Desperation’s a familiar companion now, one that whispers of failure and hardship. It keeps me company as I toil under the relentless sun or lie awake in the dead of night, listening to the wind howl its mournful tune. Each day I rise with the sun, driven by a singular purpose—to provide for Helen and the children. My mind runs circles around the same thoughts—if only something would turn in our favor. Just one good harvest, one lucky break, one answered prayer. If fortune were to smile upon us but once, I believe we could turn this tide of misfortune that threatens to drown us.
I find myself bartering with fate—promising harder work, longer hours—anything for a sign that our fortunes will change.
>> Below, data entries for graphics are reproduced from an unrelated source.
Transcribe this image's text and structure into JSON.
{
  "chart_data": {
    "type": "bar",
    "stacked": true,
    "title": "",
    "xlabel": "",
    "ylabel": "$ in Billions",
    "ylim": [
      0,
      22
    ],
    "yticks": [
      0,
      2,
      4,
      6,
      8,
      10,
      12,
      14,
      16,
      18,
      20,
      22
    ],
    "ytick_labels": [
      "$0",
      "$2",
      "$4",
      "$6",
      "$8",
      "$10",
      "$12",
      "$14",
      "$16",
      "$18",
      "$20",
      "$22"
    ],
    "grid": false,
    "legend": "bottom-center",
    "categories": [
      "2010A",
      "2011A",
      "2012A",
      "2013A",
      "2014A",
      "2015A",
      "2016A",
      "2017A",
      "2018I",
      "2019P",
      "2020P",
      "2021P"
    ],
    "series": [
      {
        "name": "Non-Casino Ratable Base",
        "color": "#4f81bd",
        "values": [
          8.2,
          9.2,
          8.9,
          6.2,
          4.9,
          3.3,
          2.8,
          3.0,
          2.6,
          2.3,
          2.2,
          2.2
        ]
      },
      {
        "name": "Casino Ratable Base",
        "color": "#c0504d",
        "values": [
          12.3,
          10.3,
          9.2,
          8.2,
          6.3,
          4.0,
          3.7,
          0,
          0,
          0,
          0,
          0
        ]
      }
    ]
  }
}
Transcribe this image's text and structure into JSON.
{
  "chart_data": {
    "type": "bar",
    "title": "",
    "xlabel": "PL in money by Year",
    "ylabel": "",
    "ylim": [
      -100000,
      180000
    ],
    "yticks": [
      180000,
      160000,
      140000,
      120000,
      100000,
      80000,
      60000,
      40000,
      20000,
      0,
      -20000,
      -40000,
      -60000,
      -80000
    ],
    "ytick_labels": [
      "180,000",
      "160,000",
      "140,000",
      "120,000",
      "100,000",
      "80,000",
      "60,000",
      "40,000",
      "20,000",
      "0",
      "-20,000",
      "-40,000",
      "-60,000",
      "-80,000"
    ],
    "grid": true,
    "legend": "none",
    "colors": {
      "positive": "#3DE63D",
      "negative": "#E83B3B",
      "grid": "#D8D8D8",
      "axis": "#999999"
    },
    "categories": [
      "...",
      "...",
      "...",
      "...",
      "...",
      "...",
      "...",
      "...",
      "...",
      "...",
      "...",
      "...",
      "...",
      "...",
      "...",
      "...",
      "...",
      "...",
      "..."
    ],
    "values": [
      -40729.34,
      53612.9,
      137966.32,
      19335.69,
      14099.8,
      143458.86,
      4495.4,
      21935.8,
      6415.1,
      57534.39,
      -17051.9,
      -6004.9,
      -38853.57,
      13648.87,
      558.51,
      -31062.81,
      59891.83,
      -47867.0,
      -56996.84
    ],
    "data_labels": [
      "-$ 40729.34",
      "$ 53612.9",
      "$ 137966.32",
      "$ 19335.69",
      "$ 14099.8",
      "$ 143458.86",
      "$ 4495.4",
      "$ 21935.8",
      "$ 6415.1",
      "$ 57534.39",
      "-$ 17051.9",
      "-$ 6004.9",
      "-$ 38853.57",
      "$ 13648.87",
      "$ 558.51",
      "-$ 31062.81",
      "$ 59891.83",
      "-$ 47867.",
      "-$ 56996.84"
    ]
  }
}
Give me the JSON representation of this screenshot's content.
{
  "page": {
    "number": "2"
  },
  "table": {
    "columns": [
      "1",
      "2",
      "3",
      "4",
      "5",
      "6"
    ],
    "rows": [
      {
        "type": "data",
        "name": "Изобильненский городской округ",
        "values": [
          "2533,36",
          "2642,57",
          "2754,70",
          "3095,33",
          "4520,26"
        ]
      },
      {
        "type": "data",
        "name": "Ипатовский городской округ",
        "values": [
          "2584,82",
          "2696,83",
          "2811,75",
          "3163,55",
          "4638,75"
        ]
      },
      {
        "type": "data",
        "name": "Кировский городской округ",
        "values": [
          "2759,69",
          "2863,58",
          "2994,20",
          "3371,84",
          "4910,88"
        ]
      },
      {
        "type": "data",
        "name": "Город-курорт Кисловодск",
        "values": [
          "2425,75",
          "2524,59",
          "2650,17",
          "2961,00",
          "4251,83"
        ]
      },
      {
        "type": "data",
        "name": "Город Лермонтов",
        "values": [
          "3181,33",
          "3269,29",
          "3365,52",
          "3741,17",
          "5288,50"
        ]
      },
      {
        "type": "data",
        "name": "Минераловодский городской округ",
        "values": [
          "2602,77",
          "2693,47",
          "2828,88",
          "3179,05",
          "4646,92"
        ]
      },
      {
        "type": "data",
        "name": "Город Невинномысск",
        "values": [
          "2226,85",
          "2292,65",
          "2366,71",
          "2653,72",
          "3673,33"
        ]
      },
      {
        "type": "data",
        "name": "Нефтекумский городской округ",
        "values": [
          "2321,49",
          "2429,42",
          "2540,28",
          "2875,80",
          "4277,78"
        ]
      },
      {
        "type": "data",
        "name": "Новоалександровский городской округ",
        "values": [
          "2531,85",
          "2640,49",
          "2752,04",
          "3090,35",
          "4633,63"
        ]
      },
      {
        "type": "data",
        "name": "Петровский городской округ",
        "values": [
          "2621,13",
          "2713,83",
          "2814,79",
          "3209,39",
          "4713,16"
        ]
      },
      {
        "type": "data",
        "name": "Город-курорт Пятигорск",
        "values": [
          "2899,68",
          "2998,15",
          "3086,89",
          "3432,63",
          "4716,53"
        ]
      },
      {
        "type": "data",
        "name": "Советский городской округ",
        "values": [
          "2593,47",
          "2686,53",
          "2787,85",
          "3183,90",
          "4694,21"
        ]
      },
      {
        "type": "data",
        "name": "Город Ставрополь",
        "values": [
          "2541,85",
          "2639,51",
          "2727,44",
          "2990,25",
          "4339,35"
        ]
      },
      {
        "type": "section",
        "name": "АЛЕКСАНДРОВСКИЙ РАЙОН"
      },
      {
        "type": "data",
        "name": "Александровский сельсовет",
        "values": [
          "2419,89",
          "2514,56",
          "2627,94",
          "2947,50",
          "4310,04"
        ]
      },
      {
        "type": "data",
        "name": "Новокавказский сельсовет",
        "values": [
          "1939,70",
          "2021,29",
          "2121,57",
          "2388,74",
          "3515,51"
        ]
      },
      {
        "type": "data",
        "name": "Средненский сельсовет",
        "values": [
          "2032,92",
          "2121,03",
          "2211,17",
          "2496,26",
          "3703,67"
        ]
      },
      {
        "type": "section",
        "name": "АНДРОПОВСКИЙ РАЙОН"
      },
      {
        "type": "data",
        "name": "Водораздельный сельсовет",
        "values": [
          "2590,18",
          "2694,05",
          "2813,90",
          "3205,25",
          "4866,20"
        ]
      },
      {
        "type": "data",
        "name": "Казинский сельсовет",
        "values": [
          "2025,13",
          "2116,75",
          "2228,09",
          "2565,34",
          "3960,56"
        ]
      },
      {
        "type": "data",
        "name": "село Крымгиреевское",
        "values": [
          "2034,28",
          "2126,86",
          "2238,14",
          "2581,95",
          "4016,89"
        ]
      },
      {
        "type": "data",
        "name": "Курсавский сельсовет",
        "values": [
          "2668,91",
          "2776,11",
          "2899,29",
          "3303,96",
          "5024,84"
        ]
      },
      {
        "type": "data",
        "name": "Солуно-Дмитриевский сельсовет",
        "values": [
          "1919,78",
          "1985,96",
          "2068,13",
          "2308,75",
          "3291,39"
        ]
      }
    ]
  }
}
It pains me—the idea that I might fail them, that all my efforts could amount to naught but dust and regret. The children deserve better than this—a life where food isn’t scarce and laughter isn’t edged with unease.
Tonight I made a decision—a vow whispered into the dark as my family slept unaware. I’ll do whatever it takes to see them safe and their needs met. If pride must be swallowed or help sought from strangers who are slowly becoming neighbors… so be it.
I can bear their pity if it means food on our table and hope in Helen’s eyes once more. The notion goes against my very nature—but isn’t love about sacrifice? About putting those you cherish above your own stubborn will?
The fire crackles its agreement or perhaps its indifference—fire cares not for men’s troubles. But in its flickering light, I find resolve hardening within me like steel tempered by flame.
Tomorrow… tomorrow I’ll swallow my pride and seek counsel from those who’ve tamed this land before me. Perhaps they’ll offer wisdom or aid; perhaps they’ll turn me away. But I won’t know until I try—and trying is all I have left.
So let this page bear witness—I won’t give up on us, on Demomire… on hope itself. We Dawsons are made of sterner stuff; we have weathered storms before and will again.
For Helen… for Elijah… for Annie… for their smiles and their futures—I’ll move heaven and earth if need be.
May providence look kindly upon us—and soon—for time is a luxury we can ill afford.
The fire’s about burnt down to coals now. Time to rest up for another day’s labor. Tomorrow may not bring an easier path, but we’ll walk it all the same—side by side as Dawsons always have.